Fig 5. Simultaneously inhibition Nlu-miR-34 and NlInR2 in SW strain induced the decrease of SW BPHs.

(A) Antagomir-34 (with two different quantities) and dsNlInR2 (0.84 ng) were injected into the third instar SW strain nymphs, showed that injection of antagomir-34 decreased the ratio of SW type BPH (Chi-square test, 40ng: χ² = 5.8, df = 1, p = 0.003; 60ng: χ² = 7.9, df = 1, p = 0.042). (B) The antagomir-34 (40 ng) and dsNlInR2 (with three different quantities) were simultaneously injected into the third instar SW strain nymphs. The results showed that effect of low level of dsNlInR2 (0.42 ng) with antagomir-34 is familiar with control, while higher level of dsNlInR2 (0.84 and 3.38 ng) with antagomir-34 induced a bias towards the development of LW BPHs compared to the control. Injection of antagomir-34 (40 ng) and dsNlInR2 (0.84 ng) decreased ratio of SW BPH to around 20% (Chi-square test, χ² = 8.4, df = 1, p = 0.004). High level of dsInR2 (3.38 ng) with antagomir-34 decreased the ratio of SW BPH (Chi-square test, χ² = 3.3, df = 1, p = 0.068). 200 insects were used for each experiment. Data are means ± SEM, three replicates. *p < 0.05, **p < 0.01.

Fig 6. Nlu-miR-34 is upregulated by JH through Br-C.

(A) A cis-response element specific to NlBr-C Z4 activity was identified in the promoter region of Nlu-miR-34. (B) Expression of NlBr-C was successfully knocked down in LW strain after treating with dsNlBr-C (p = 3.21e^-5). (C) Knockdown of NlBr-C leads to the increase of Nlu-miR-34 transcripts (p = 0.011). (D) 20E application in SW strain results in the decreased of Nlu-miR-34 (p = 0.0001, four replicates). (E) Application of JH in LW-strain induced a strong bias towards development of SW BPHs (p = 0.003, n = 100). (F) Increased expression of Nlu-miR-34 (p = 6.04e^-5), (G) significantly decrease of NlInR1 (p = 0.008), (H) No effect on the expression of NlInR2. (I) JH application results in decreased abundance of NlBr-C transcripts (p = 0.022). The qPCR and wing rate data are presented as means ± SEM, three replicates. *p < 0.05, **p < 0.01, ***p < 0.001 (Student’s t-test).

Fig 7. Nlu-miR-34, JH, 20E and NlInR1 form a positive autoregulatory loop.

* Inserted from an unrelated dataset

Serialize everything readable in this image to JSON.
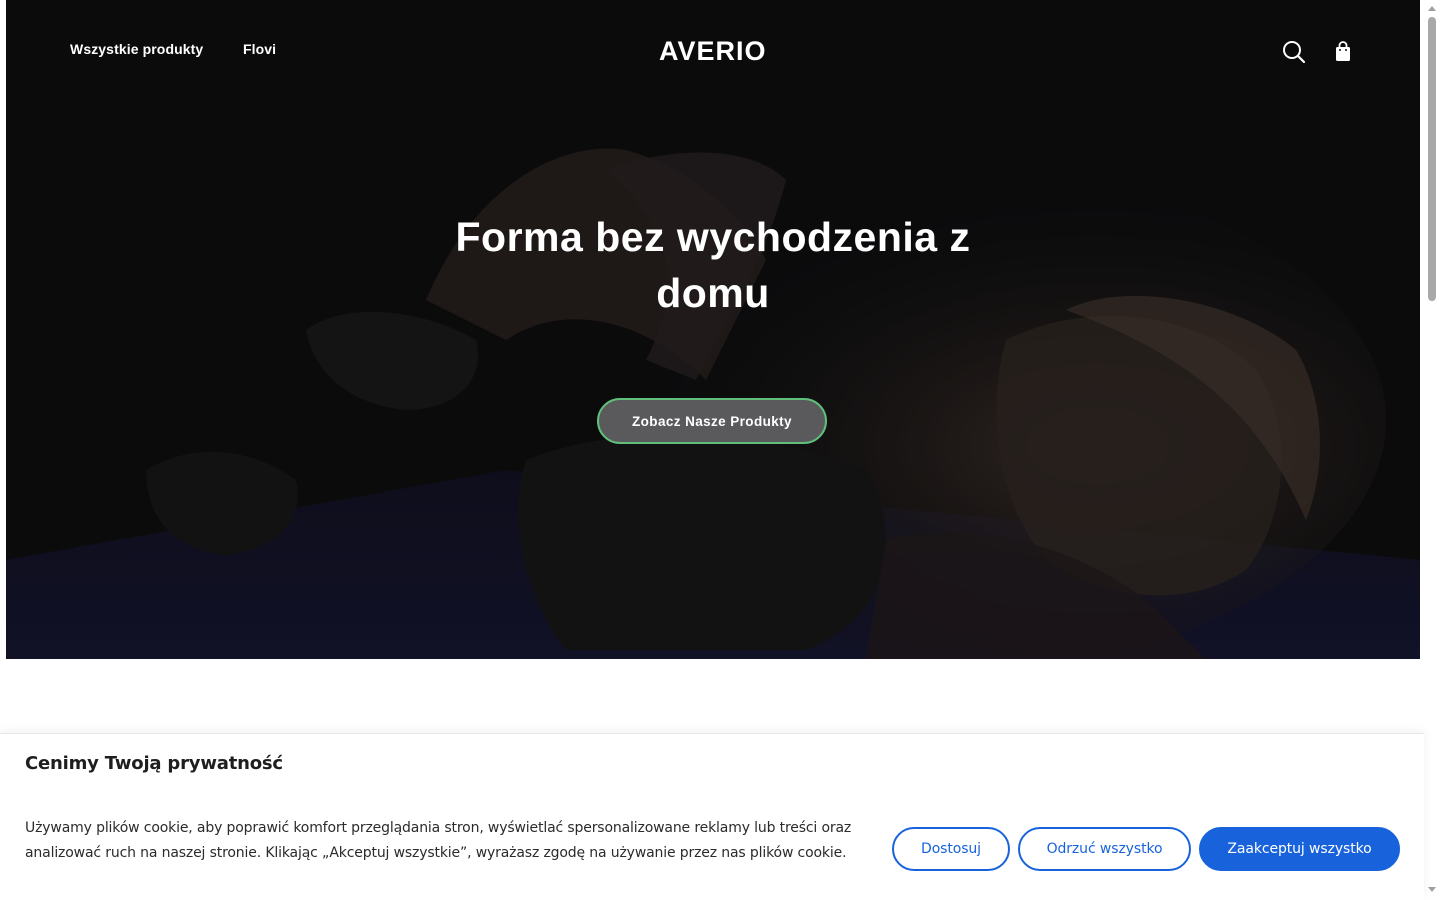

(A) JH titers were increased significantly in BPHs after treated with agomir-34 in LW strain. ND: not detected. More than 300 insects were used for each experiment. (B) Injection of agomir-34 in LW strain resulted in decreased abundance of NlBr-C transcripts (p = 6.72e^-5). (C) Knockdown of NlInR1 significantly decreased the expression of NlInR1 (p = 0.001). (D) Knocking down NlInR1 in LW strain induced a strong bias towards SW BPHs (p = 2.51e^-7, n = 100). (E) Higher transcriptional level of Nlu-miR-34 in the knockdown SW BPHs (p = 0.006). The qPCR and wing rate data are presented as means ± SEM, three replicates. *p < 0.05, **p < 0.01, *** p < 0.001 (Student’s t-test). (F) Schematic model of the interplay between the IIS pathway, JH, 20E and miRNA during wing determination in BPHs. In LW BPHs, low transcriptional level of Nlu-miR-34 fails to inhibit the expression of NlInR1, which activates NlAkt, inactivates NlFoxO, and reduces JH titer activates the activity of NlBr-C, which will maintain the low transcriptional level of Nlu-miR-34. In SW BPHs, high transcriptional level of Nlu-miR-34 inhibits the expression of NlInR1, fails to inactivate NlFoxO by NlAkt, stimulating to a high JH titer and repression of NlBr-C, which will maintain the high transcriptional level of Nlu-miR-34. The components that are less active or inactive are shown in grey.